As I replayed the video I increased the volume. The small TV speaker shrieked and the front panel of the TV shook and emitted a buzzing sound created by the panel door vibrating violently. I simply sat there frozen at the edge of the bed, eyes glued to the TV watching the Kiss guys do the thing they do best: kicking ass on stage, maneuvering their instruments amidst fire explosions and deafening sounds, all behind masked faces. A sudden feeling possessed my body. I felt that I wanted to be close to them. I wanted to befriend teens like the guy in the video. I wanted to be a part of whatever this was.

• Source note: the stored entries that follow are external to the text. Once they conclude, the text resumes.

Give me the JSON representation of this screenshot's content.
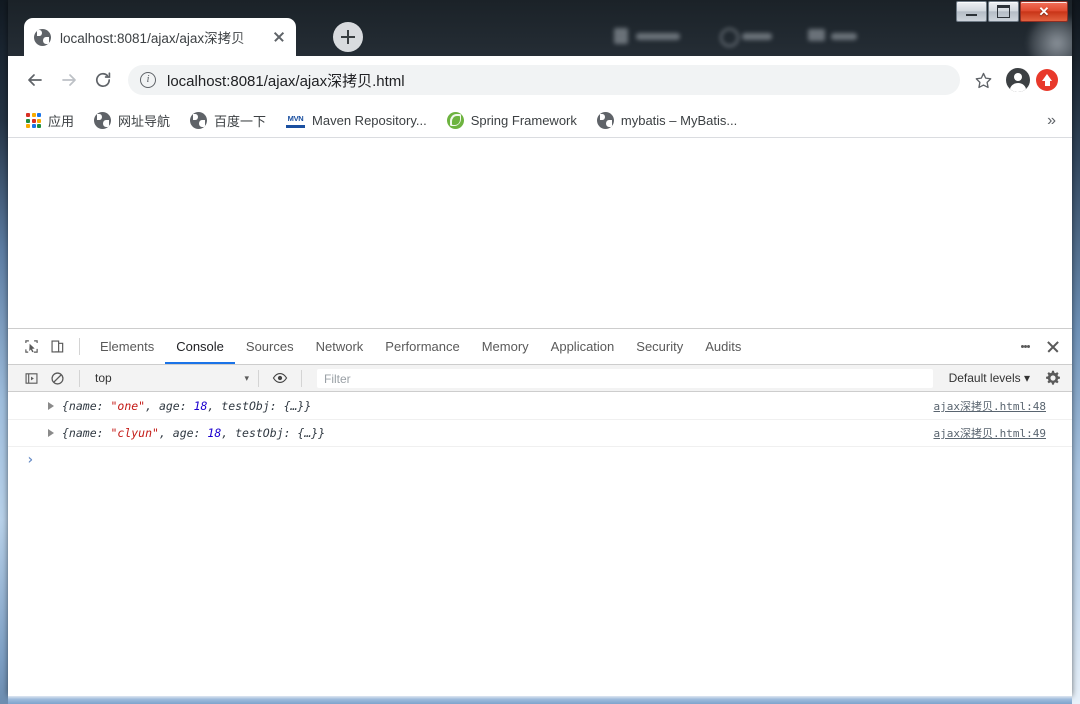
{
  "window": {
    "controls": {
      "minimize_label": "–",
      "maximize_label": "",
      "close_label": "✕"
    }
  },
  "tabs": [
    {
      "title": "localhost:8081/ajax/ajax深拷贝",
      "favicon": "globe-icon",
      "active": true
    }
  ],
  "new_tab": {
    "label": "+"
  },
  "toolbar": {
    "back_label": "←",
    "forward_label": "→",
    "reload_label": "↻",
    "url": "localhost:8081/ajax/ajax深拷贝.html",
    "security_icon": "info-icon",
    "star_icon": "star-icon",
    "avatar_icon": "profile-avatar-icon",
    "extension_icon": "extension-icon"
  },
  "bookmarks": {
    "apps_label": "应用",
    "items": [
      {
        "label": "网址导航",
        "icon": "globe-icon"
      },
      {
        "label": "百度一下",
        "icon": "globe-icon"
      },
      {
        "label": "Maven Repository...",
        "icon": "mvn-icon"
      },
      {
        "label": "Spring Framework",
        "icon": "spring-icon"
      },
      {
        "label": "mybatis – MyBatis...",
        "icon": "globe-icon"
      }
    ],
    "overflow_label": "»"
  },
  "devtools": {
    "tabs": [
      {
        "label": "Elements",
        "active": false
      },
      {
        "label": "Console",
        "active": true
      },
      {
        "label": "Sources",
        "active": false
      },
      {
        "label": "Network",
        "active": false
      },
      {
        "label": "Performance",
        "active": false
      },
      {
        "label": "Memory",
        "active": false
      },
      {
        "label": "Application",
        "active": false
      },
      {
        "label": "Security",
        "active": false
      },
      {
        "label": "Audits",
        "active": false
      }
    ],
    "inspect_icon": "inspect-element-icon",
    "device_icon": "device-toolbar-icon",
    "more_label": "⋮",
    "close_label": "✕",
    "console_bar": {
      "execute_icon": "execution-context-icon",
      "clear_icon": "clear-console-icon",
      "context_value": "top",
      "context_caret": "▾",
      "eye_icon": "live-expression-icon",
      "filter_placeholder": "Filter",
      "filter_value": "",
      "levels_value": "Default levels",
      "levels_caret": "▾",
      "settings_icon": "gear-icon"
    },
    "messages": [
      {
        "expand_icon": "expand-triangle-icon",
        "prefix": "{name: ",
        "string_value": "\"one\"",
        "mid": ", age: ",
        "number_value": "18",
        "suffix": ", testObj: {…}}",
        "source": "ajax深拷贝.html:48"
      },
      {
        "expand_icon": "expand-triangle-icon",
        "prefix": "{name: ",
        "string_value": "\"clyun\"",
        "mid": ", age: ",
        "number_value": "18",
        "suffix": ", testObj: {…}}",
        "source": "ajax深拷贝.html:49"
      }
    ],
    "prompt_caret": "›"
  },
  "colors": {
    "accent": "#1a73e8",
    "console_string": "#c41a16",
    "console_number": "#1c00cf",
    "close_button": "#e04b30",
    "extension": "#e8392b",
    "spring_green": "#6db33f"
  }
}
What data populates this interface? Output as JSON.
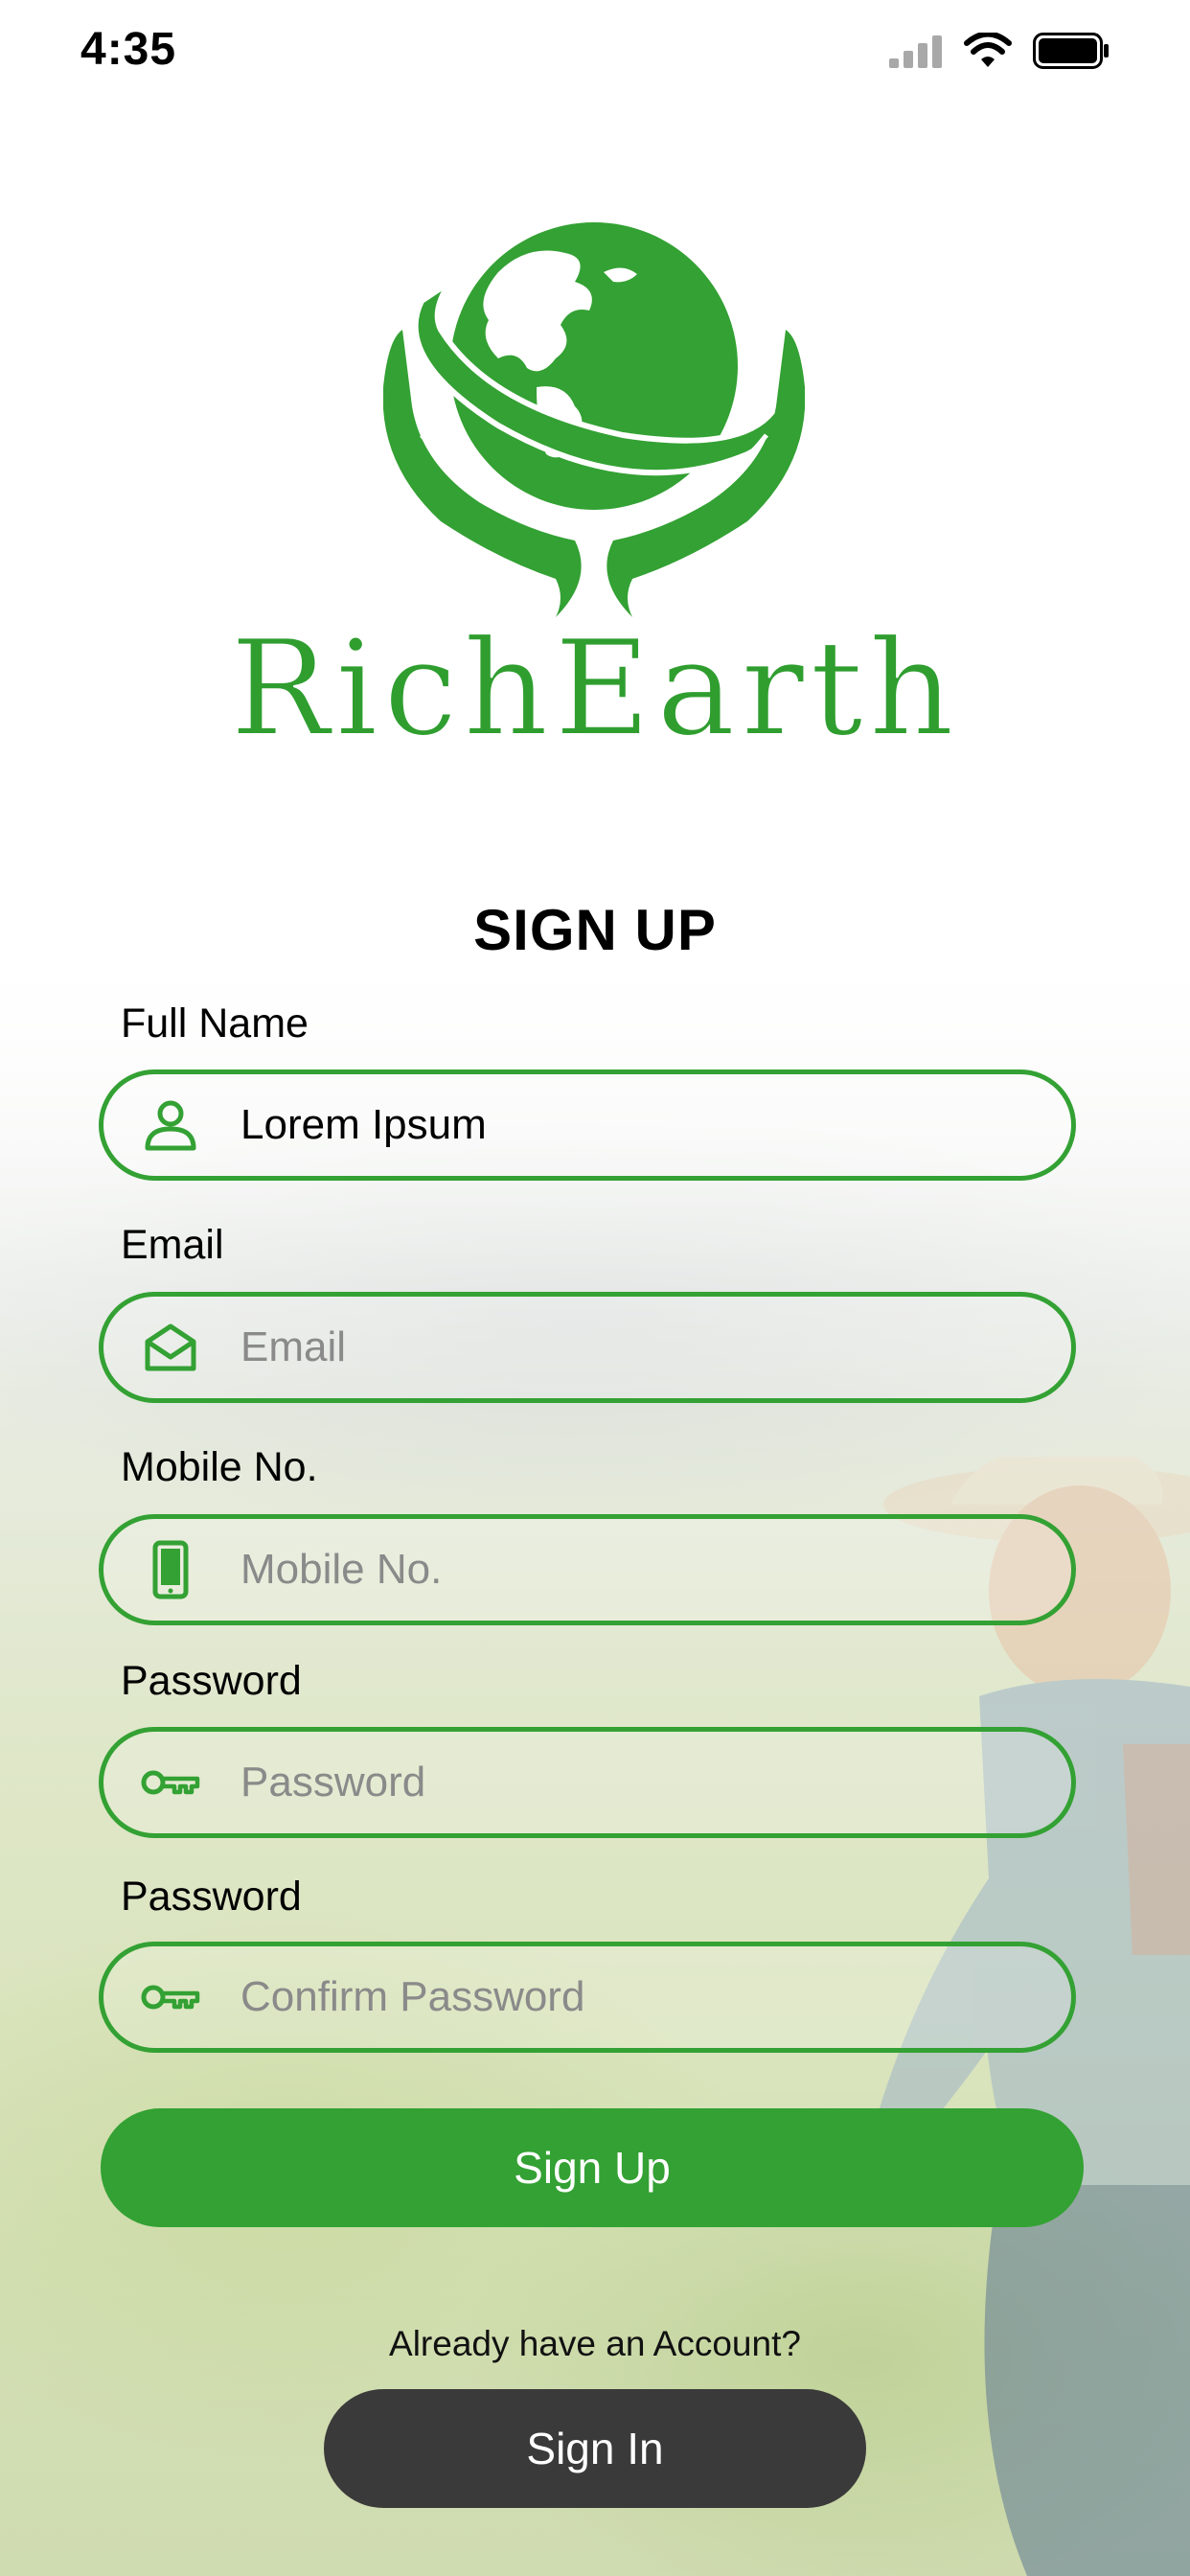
{
  "status_bar": {
    "time": "4:35"
  },
  "brand": {
    "name": "RichEarth",
    "color": "#33a133"
  },
  "form": {
    "title": "SIGN UP",
    "fields": [
      {
        "label": "Full Name",
        "value": "Lorem Ipsum",
        "placeholder": "",
        "icon": "user-icon"
      },
      {
        "label": "Email",
        "value": "",
        "placeholder": "Email",
        "icon": "envelope-icon"
      },
      {
        "label": "Mobile No.",
        "value": "",
        "placeholder": "Mobile No.",
        "icon": "phone-icon"
      },
      {
        "label": "Password",
        "value": "",
        "placeholder": "Password",
        "icon": "key-icon"
      },
      {
        "label": "Password",
        "value": "",
        "placeholder": "Confirm Password",
        "icon": "key-icon"
      }
    ],
    "signup_label": "Sign Up",
    "already_text": "Already have an Account?",
    "signin_label": "Sign In"
  },
  "colors": {
    "accent": "#33a133",
    "dark_button": "#3a3a3a"
  }
}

Soon after, either a neighbor or a schoolmate let me borrow the Kiss album Creatures of the Night; which contains the aforementioned song. Album in hand, I hurried home giddy from anticipation. Once in my room, I turned on the old three-in-one radio/cassette/LP player, opened the plastic lid, carefully removed the album from the cardboard cover and from its plastic sleeve, placed the LP on the turntable on side B, set the needle with surgical precision in the groove right before the first song, and cranked up the volume. I was about to experience “Love it Loud” through real sound speakers. I was so excited! My heart jumped at the first boom of the drumming. So I turned it up even more. I loved the how all the instruments blended together to create a concoction of sound, which mixed distortion, fire, mayhem, balls and awesomeness. I felt like I was the coolest kid on earth. The song faded out… but it didn’t go away. It faded back in again, the “yeh-eh-eh-eh-yeah” chant reappearing from the depths of hell to haunt my young ears.

I wanted to be on stage. I wanted to wear the singer’s boots and play an axe-shaped bass guitar. And I wanted to play music loud enough to make my parent’s coffee cups explode, just like in the video. I got stung.

Little did I know I had taken my first step into the “metaldom,” a heavy metal kingdom I would forever be a part of.

Introduction

This is a gutural blog, completely subjective, about my history with heavy metal. I hope that by reading my stories you connect and share your own experiences regarding the bands that move you, that give you goose bumps, about the metalhead community in your city, about what it means to be a headbanger. Up The Irons!